Concretely, fixing a face, there are $4$ orientation-preserving symmetries that fix it: the identity (which has cycle type $(1,1,1,1)$), a quarter turn about the centre of the face (cycle type $(4)$ on diagonals, since every corner of the face is on a different diagonal), and its second and third powers (cycle types $(2,2)$ respectively $(4)$). So among the non-identity permutations you listed, only $(1234)$ and $(12)(34)$ fix any faces (for the latter a more natural conjugate to consider would be $(1234)^2=(13)(24)$) and both fix two opposite faces. (For $(12)(34)$ this contradicts the guess in your question.) For an edge there are only two orientation-preserving symmetries that fix it, the non-identity one of which (again rotation about an axis through its centre) gives cycle type $(2,1,1)$ on the diagonals. So here only $(12)$ fixes any edges, and it fixes two opposite ones. The vertex case is similar: the cycle type is $(3,1)$; only $(123)$ fixes any vertices and it fixes two opposite ones.

Answer 3

It is easier to study the different "types" of rotation of a cube and to check what they do to the space diagonals. Therefore let $C:=[{-1},1]^3$ be our cube, and let $D$ be the set of space diagonals. Any rotation $T$ of $C$ induces a certain permutation $\pi_T$ of $D$. The cycle structure of $\pi_T$ depends only on the conjugacy class of $T$. At the same time it is much easier to visualize the induced permutations of the vertices, edges, and faces of $C$ if $T$ is given in advance.

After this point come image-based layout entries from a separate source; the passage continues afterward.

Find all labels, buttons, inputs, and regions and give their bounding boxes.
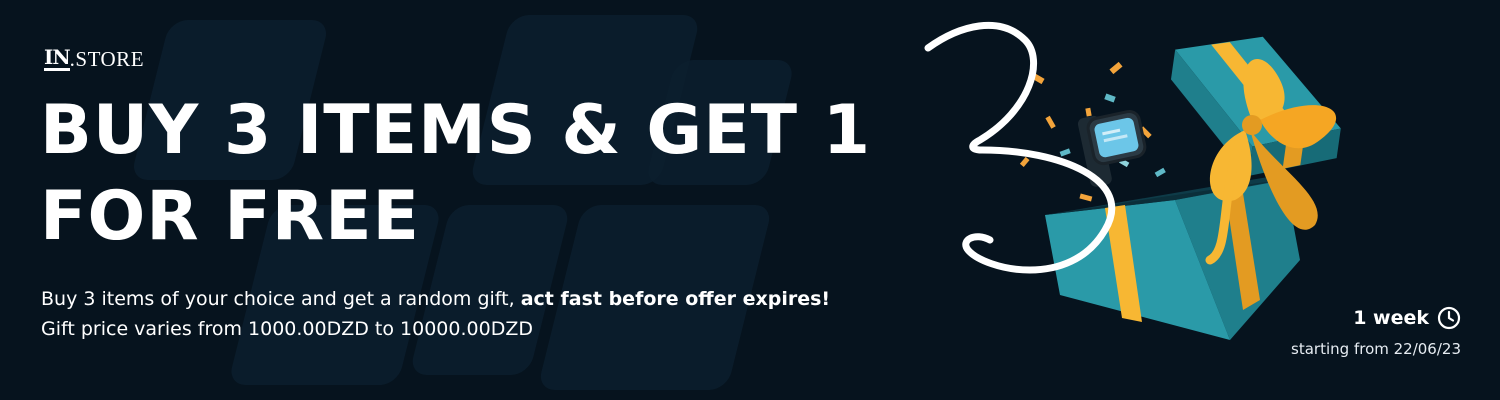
promo-description: Buy 3 items of your choice and get a ran… [41, 284, 830, 344]
offer-start-date: starting from 22/06/23 [1291, 340, 1461, 358]
logo-mark: IN [44, 45, 71, 71]
logo-text: .STORE [69, 46, 145, 71]
description-line-2: Gift price varies from 1000.00DZD to 100… [41, 318, 533, 340]
promo-banner: IN .STORE BUY 3 ITEMS & GET 1 FOR FREE B… [0, 0, 1500, 400]
duration-label: 1 week [1353, 307, 1429, 329]
clock-icon [1437, 306, 1461, 330]
store-logo[interactable]: IN .STORE [44, 46, 144, 72]
headline-line-2: FOR FREE [40, 177, 421, 256]
headline-line-1: BUY 3 ITEMS & GET 1 [40, 91, 872, 170]
description-line-1: Buy 3 items of your choice and get a ran… [41, 284, 830, 314]
description-plain: Buy 3 items of your choice and get a ran… [41, 288, 521, 310]
promo-headline: BUY 3 ITEMS & GET 1 FOR FREE [40, 88, 871, 260]
offer-duration: 1 week [1353, 306, 1461, 330]
description-emphasis: act fast before offer expires! [520, 288, 831, 310]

There are five conjugacy classes of rotations of $C$:

${\rm id}:\quad$ The Identity.

$A:\quad$ Rotation around a coordinate axis about an angle $\pm{\pi\over2}$. Such a rotation cyclically permutes the vertices of, say, the top face of $C$ and therefore permutes $D$ cyclically. The cycle structure of $\pi_T$ is $(1,2,3,4)$.

$A^2:\quad$ Rotation around a coordinate axis about an angle $\pm\pi$. The cycle structure of $\pi_T$ is then the square of the former, i.e., $(1,2)(3,4)$.

$B:\quad$ Rotation around an axis through the midpoints of two opposite edges about an angle $\pm\pi$. Such a rotation swaps the space diagonals through the end points of the chosen edges and keeps the two other space diagonals fixed (but reverses their direction). It follows that the cycle structure of $\pi_T$ is $(12)$.

$C:\quad$ Rotation around a space diagonal about an angle $\pm{2\pi\over3}$. Such a rotation cannot leave another space direction fixed; therefore $\pi_T$ necessarily has a cycle of length $3$. Its cycle structure is then $(1,2,3)$.

So it has turned out that each conjugacy class of ${\cal S}_4$ is realized in the set of permutations of $D$ induced by rotations of $C$.